Stephanie’s painful and complicated reality was not a part of the church’s understanding of domestic violence.

One day at choir practice, the choir director asked members to do one thing:

“We were asked to evaluate our lives,” Stephanie said to me. “If there was anything that might hinder us from being a witness or anything that anyone might even perceive as a sin, we were told that we should quit choir.”

So she did.

In the meantime, her abuser was told he could not attend her church. This was the only real support Stephanie experienced at the time. But her abuser still received sympathy and was sent to counseling.

“I felt like the bad guy instead of the victim,” she shared. “He was given sympathy and counseling and I was the bad guy. People could not believe I would press charges. Besides, who was I anyway? The “nobody” that he married and no one knew, only knew of.”

Stephanie was just someone the church knew of.

Why is talking about domestic violence so difficult? Why do we feel awkward listening to someone talk about their experience with domestic violence? Why do we often find it so hard to engage meaningfully with this issue in our communities?

If you’re like me, someone who has never been abused, I might have an answer for you. It might be because you’ve been privileged enough to think that it’s not your problem.

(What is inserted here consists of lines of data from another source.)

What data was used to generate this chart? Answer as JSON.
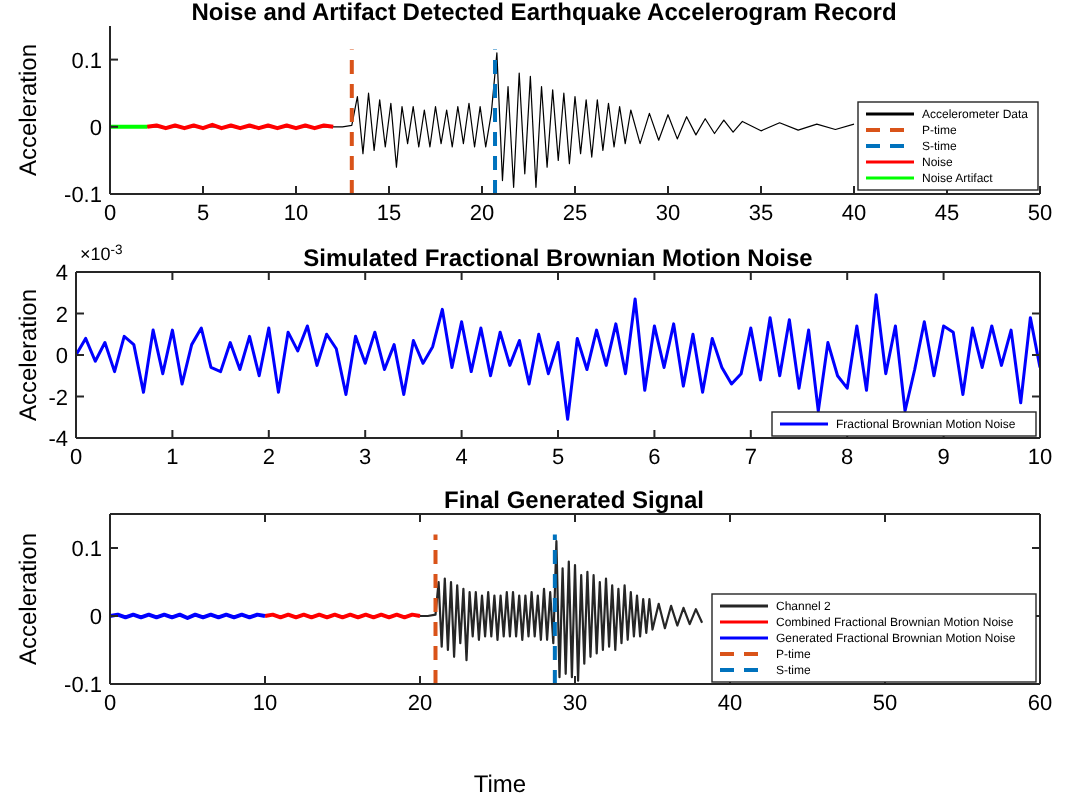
{
  "chart_data": [
    {
      "type": "line",
      "title": "Noise and Artifact Detected Earthquake Accelerogram Record",
      "ylabel": "Acceleration",
      "xlim": [
        0,
        50
      ],
      "xticks": [
        0,
        5,
        10,
        15,
        20,
        25,
        30,
        35,
        40,
        45,
        50
      ],
      "ylim": [
        -0.1,
        0.15
      ],
      "yticks": [
        -0.1,
        0,
        0.1
      ],
      "grid": false,
      "legend": "right",
      "series": [
        {
          "name": "Accelerometer Data",
          "color": "#000000",
          "x": [
            0,
            2,
            4,
            6,
            8,
            10,
            12,
            12.5,
            13,
            13.3,
            13.6,
            13.9,
            14.2,
            14.5,
            14.8,
            15.1,
            15.4,
            15.7,
            16,
            16.3,
            16.6,
            16.9,
            17.2,
            17.5,
            17.8,
            18.1,
            18.4,
            18.7,
            19,
            19.3,
            19.6,
            19.9,
            20.2,
            20.5,
            20.8,
            21.1,
            21.4,
            21.7,
            22,
            22.3,
            22.6,
            22.9,
            23.2,
            23.5,
            23.8,
            24.1,
            24.4,
            24.7,
            25,
            25.3,
            25.6,
            25.9,
            26.2,
            26.5,
            26.8,
            27.1,
            27.4,
            27.7,
            28,
            28.5,
            29,
            29.5,
            30,
            30.5,
            31,
            31.5,
            32,
            32.5,
            33,
            33.5,
            34,
            35,
            36,
            37,
            38,
            39,
            40
          ],
          "values": [
            0,
            0,
            0,
            0,
            0,
            0,
            0,
            0,
            0.002,
            0.045,
            -0.04,
            0.05,
            -0.035,
            0.04,
            -0.03,
            0.035,
            -0.06,
            0.03,
            -0.025,
            0.03,
            -0.03,
            0.025,
            -0.03,
            0.03,
            -0.025,
            0.025,
            -0.03,
            0.03,
            -0.025,
            0.035,
            -0.03,
            0.03,
            -0.03,
            0.02,
            0.11,
            -0.08,
            0.06,
            -0.09,
            0.08,
            -0.07,
            0.075,
            -0.09,
            0.06,
            -0.06,
            0.055,
            -0.05,
            0.05,
            -0.055,
            0.045,
            -0.04,
            0.04,
            -0.045,
            0.04,
            -0.035,
            0.035,
            -0.03,
            0.03,
            -0.025,
            0.025,
            -0.025,
            0.02,
            -0.02,
            0.018,
            -0.018,
            0.015,
            -0.012,
            0.012,
            -0.01,
            0.01,
            -0.008,
            0.008,
            -0.006,
            0.006,
            -0.005,
            0.004,
            -0.004,
            0.004
          ]
        },
        {
          "name": "P-time",
          "color": "#d95319",
          "line_style": "dashed",
          "x": [
            13,
            13
          ],
          "values": [
            -0.1,
            0.115
          ]
        },
        {
          "name": "S-time",
          "color": "#0072bd",
          "line_style": "dashed",
          "x": [
            20.7,
            20.7
          ],
          "values": [
            -0.1,
            0.115
          ]
        },
        {
          "name": "Noise",
          "color": "#ff0000",
          "x": [
            2,
            2.5,
            3,
            3.5,
            4,
            4.5,
            5,
            5.5,
            6,
            6.5,
            7,
            7.5,
            8,
            8.5,
            9,
            9.5,
            10,
            10.5,
            11,
            11.5,
            12
          ],
          "values": [
            0,
            0.002,
            -0.002,
            0.002,
            -0.002,
            0.002,
            -0.002,
            0.003,
            -0.002,
            0.002,
            -0.002,
            0.002,
            -0.002,
            0.002,
            -0.002,
            0.002,
            -0.002,
            0.002,
            -0.002,
            0.002,
            0
          ]
        },
        {
          "name": "Noise Artifact",
          "color": "#00ff00",
          "x": [
            0,
            2
          ],
          "values": [
            0,
            0
          ]
        }
      ]
    },
    {
      "type": "line",
      "title": "Simulated Fractional Brownian Motion Noise",
      "ylabel": "Acceleration",
      "annotations": [
        "×10$^{-3}$"
      ],
      "xlim": [
        0,
        10
      ],
      "xticks": [
        0,
        1,
        2,
        3,
        4,
        5,
        6,
        7,
        8,
        9,
        10
      ],
      "ylim": [
        -4,
        4
      ],
      "yticks": [
        -4,
        -2,
        0,
        2,
        4
      ],
      "grid": false,
      "legend": "bottom right",
      "series": [
        {
          "name": "Fractional Brownian Motion Noise",
          "color": "#0000ff",
          "x": [
            0,
            0.1,
            0.2,
            0.3,
            0.4,
            0.5,
            0.6,
            0.7,
            0.8,
            0.9,
            1,
            1.1,
            1.2,
            1.3,
            1.4,
            1.5,
            1.6,
            1.7,
            1.8,
            1.9,
            2,
            2.1,
            2.2,
            2.3,
            2.4,
            2.5,
            2.6,
            2.7,
            2.8,
            2.9,
            3,
            3.1,
            3.2,
            3.3,
            3.4,
            3.5,
            3.6,
            3.7,
            3.8,
            3.9,
            4,
            4.1,
            4.2,
            4.3,
            4.4,
            4.5,
            4.6,
            4.7,
            4.8,
            4.9,
            5,
            5.1,
            5.2,
            5.3,
            5.4,
            5.5,
            5.6,
            5.7,
            5.8,
            5.9,
            6,
            6.1,
            6.2,
            6.3,
            6.4,
            6.5,
            6.6,
            6.7,
            6.8,
            6.9,
            7,
            7.1,
            7.2,
            7.3,
            7.4,
            7.5,
            7.6,
            7.7,
            7.8,
            7.9,
            8,
            8.1,
            8.2,
            8.3,
            8.4,
            8.5,
            8.6,
            8.7,
            8.8,
            8.9,
            9,
            9.1,
            9.2,
            9.3,
            9.4,
            9.5,
            9.6,
            9.7,
            9.8,
            9.9,
            10
          ],
          "values": [
            0,
            0.8,
            -0.3,
            0.6,
            -0.8,
            0.9,
            0.5,
            -1.8,
            1.2,
            -0.9,
            1.2,
            -1.4,
            0.5,
            1.3,
            -0.6,
            -0.8,
            0.6,
            -0.7,
            0.9,
            -1,
            1.3,
            -1.8,
            1.1,
            0.2,
            1.4,
            -0.5,
            1,
            0.3,
            -1.9,
            0.9,
            -0.4,
            1.1,
            -0.7,
            0.5,
            -1.9,
            0.7,
            -0.4,
            0.4,
            2.2,
            -0.6,
            1.6,
            -0.8,
            1.3,
            -1,
            1.1,
            -0.5,
            0.7,
            -1.4,
            1,
            -0.9,
            0.6,
            -3.1,
            0.8,
            -0.7,
            1.2,
            -0.5,
            1.5,
            -0.9,
            2.7,
            -1.7,
            1.4,
            -0.6,
            1.5,
            -1.5,
            1,
            -1.8,
            0.8,
            -0.6,
            -1.4,
            -0.9,
            1.3,
            -1.2,
            1.8,
            -1,
            1.7,
            -1.6,
            1.2,
            -2.7,
            0.6,
            -1,
            -1.6,
            1.4,
            -1.7,
            2.9,
            -0.9,
            1.4,
            -2.7,
            -0.7,
            1.6,
            -1,
            1.4,
            1.1,
            -1.9,
            1.3,
            -0.6,
            1.4,
            -0.5,
            1.2,
            -2.3,
            1.8,
            -0.6
          ]
        }
      ]
    },
    {
      "type": "line",
      "title": "Final Generated Signal",
      "ylabel": "Acceleration",
      "xlabel": "Time",
      "xlim": [
        0,
        60
      ],
      "xticks": [
        0,
        10,
        20,
        30,
        40,
        50,
        60
      ],
      "ylim": [
        -0.1,
        0.15
      ],
      "yticks": [
        -0.1,
        0,
        0.1
      ],
      "grid": false,
      "legend": "right",
      "series": [
        {
          "name": "Channel 2",
          "color": "#262626",
          "x": [
            20,
            20.5,
            21,
            21.2,
            21.4,
            21.6,
            21.8,
            22,
            22.2,
            22.4,
            22.6,
            22.8,
            23,
            23.2,
            23.4,
            23.6,
            23.8,
            24,
            24.2,
            24.4,
            24.6,
            24.8,
            25,
            25.2,
            25.4,
            25.6,
            25.8,
            26,
            26.2,
            26.4,
            26.6,
            26.8,
            27,
            27.2,
            27.4,
            27.6,
            27.8,
            28,
            28.2,
            28.4,
            28.6,
            28.8,
            29,
            29.2,
            29.4,
            29.6,
            29.8,
            30,
            30.2,
            30.4,
            30.6,
            30.8,
            31,
            31.2,
            31.4,
            31.6,
            31.8,
            32,
            32.2,
            32.4,
            32.6,
            32.8,
            33,
            33.2,
            33.4,
            33.6,
            33.8,
            34,
            34.2,
            34.4,
            34.6,
            34.8,
            35,
            35.4,
            35.8,
            36.2,
            36.6,
            37,
            37.4,
            37.8,
            38.2
          ],
          "values": [
            0,
            0,
            0.002,
            0.05,
            -0.045,
            0.055,
            -0.05,
            0.05,
            -0.06,
            0.045,
            -0.04,
            0.04,
            -0.065,
            0.035,
            -0.03,
            0.035,
            -0.035,
            0.03,
            -0.03,
            0.035,
            -0.03,
            0.03,
            -0.035,
            0.03,
            -0.03,
            0.035,
            -0.03,
            0.035,
            -0.03,
            0.03,
            -0.035,
            0.03,
            -0.03,
            0.035,
            -0.03,
            0.03,
            -0.035,
            0.04,
            -0.035,
            0.035,
            -0.04,
            0.11,
            -0.09,
            0.07,
            -0.085,
            0.08,
            -0.09,
            0.075,
            -0.095,
            0.06,
            -0.07,
            0.065,
            -0.06,
            0.06,
            -0.055,
            0.05,
            -0.05,
            0.055,
            -0.045,
            0.045,
            -0.05,
            0.04,
            -0.04,
            0.045,
            -0.035,
            0.035,
            -0.03,
            0.03,
            -0.03,
            0.025,
            -0.025,
            0.025,
            -0.02,
            0.018,
            -0.018,
            0.015,
            -0.014,
            0.012,
            -0.012,
            0.01,
            -0.01
          ]
        },
        {
          "name": "Combined Fractional Brownian Motion Noise",
          "color": "#ff0000",
          "x": [
            10,
            10.5,
            11,
            11.5,
            12,
            12.5,
            13,
            13.5,
            14,
            14.5,
            15,
            15.5,
            16,
            16.5,
            17,
            17.5,
            18,
            18.5,
            19,
            19.5,
            20
          ],
          "values": [
            0,
            0.002,
            -0.002,
            0.002,
            -0.002,
            0.002,
            -0.002,
            0.002,
            -0.002,
            0.002,
            -0.002,
            0.002,
            -0.002,
            0.002,
            -0.002,
            0.002,
            -0.002,
            0.002,
            -0.002,
            0.002,
            0
          ]
        },
        {
          "name": "Generated Fractional Brownian Motion Noise",
          "color": "#0000ff",
          "x": [
            0,
            0.5,
            1,
            1.5,
            2,
            2.5,
            3,
            3.5,
            4,
            4.5,
            5,
            5.5,
            6,
            6.5,
            7,
            7.5,
            8,
            8.5,
            9,
            9.5,
            10
          ],
          "values": [
            0,
            0.002,
            -0.002,
            0.002,
            -0.002,
            0.002,
            -0.002,
            0.002,
            -0.002,
            0.002,
            -0.003,
            0.002,
            -0.002,
            0.002,
            -0.002,
            0.002,
            -0.002,
            0.002,
            -0.002,
            0.002,
            0
          ]
        },
        {
          "name": "P-time",
          "color": "#d95319",
          "line_style": "dashed",
          "x": [
            21,
            21
          ],
          "values": [
            -0.1,
            0.12
          ]
        },
        {
          "name": "S-time",
          "color": "#0072bd",
          "line_style": "dashed",
          "x": [
            28.7,
            28.7
          ],
          "values": [
            -0.1,
            0.12
          ]
        }
      ]
    }
  ]
}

I think a lot of us see domestic violence this way—distant, irrelevant, not close to our bodies and therefore, our hearts.

It is our call and mission as Christians to respond to this epidemic of domestic violence. It is our responsibility to bear up under the weight of this trauma in our communities. 

How wrong we are.

Here are some facts from the Hartford Institute of Religion Research, ABCnews.org, tndagc.org, and the Huffington Post:

318.9 million people live in the U.S. More than forty percent of Americans go to church. In the South, that statistic jumps to sixty-eight percent. One in every four women in the U.S. will be abused at some point in their lives. It is conservatively estimated that between 2 and 4 million women are considered “battered” each year in the United States. Two thousand of those women die every year. Nineteen to thirty percent of women coming into the ER with physical injuries are there because they have been abused.

While there is no typical victim of domestic violence, there are certain characteristics that make women more susceptible to being abused and those are: being single, separated, or divorced, having poor self-esteem, or being pregnant. The number of women who were murdered by current or ex male partners between 2001 and 2012 was nearly double that of American troops killed in the war in Afghanistan and Iraq during that same time. To read more alarming statistics, click here.

Take a deep breath. I know that was a lot. After reading that, you probably feel a little bit like I did during my fifth grade English class. Those numbers should absolutely rock you. But then again, are any of us really that surprised?

Maybe you think this doesn’t really apply to you because while the issue alarms you, you believe that you do not know anyone who has experienced anything like this.

It honestly hurts me to say this to you. You. Are. Wrong.

Domestic abuse affects women of all backgrounds in all walks of life. We do not have the luxury of removing ourselves from the global epidemic of gender-based violence. Statistically speaking, there is likely at least one woman sitting in the very same pew as you week to week in church who has been or is currently being abused. It is your problem. Why? Because those suffering abuse need trustworthy allies and real support. It is our call and mission as Christians to respond to this epidemic of domestic violence. It is our responsibility to bear up under the weight of this trauma in our communities.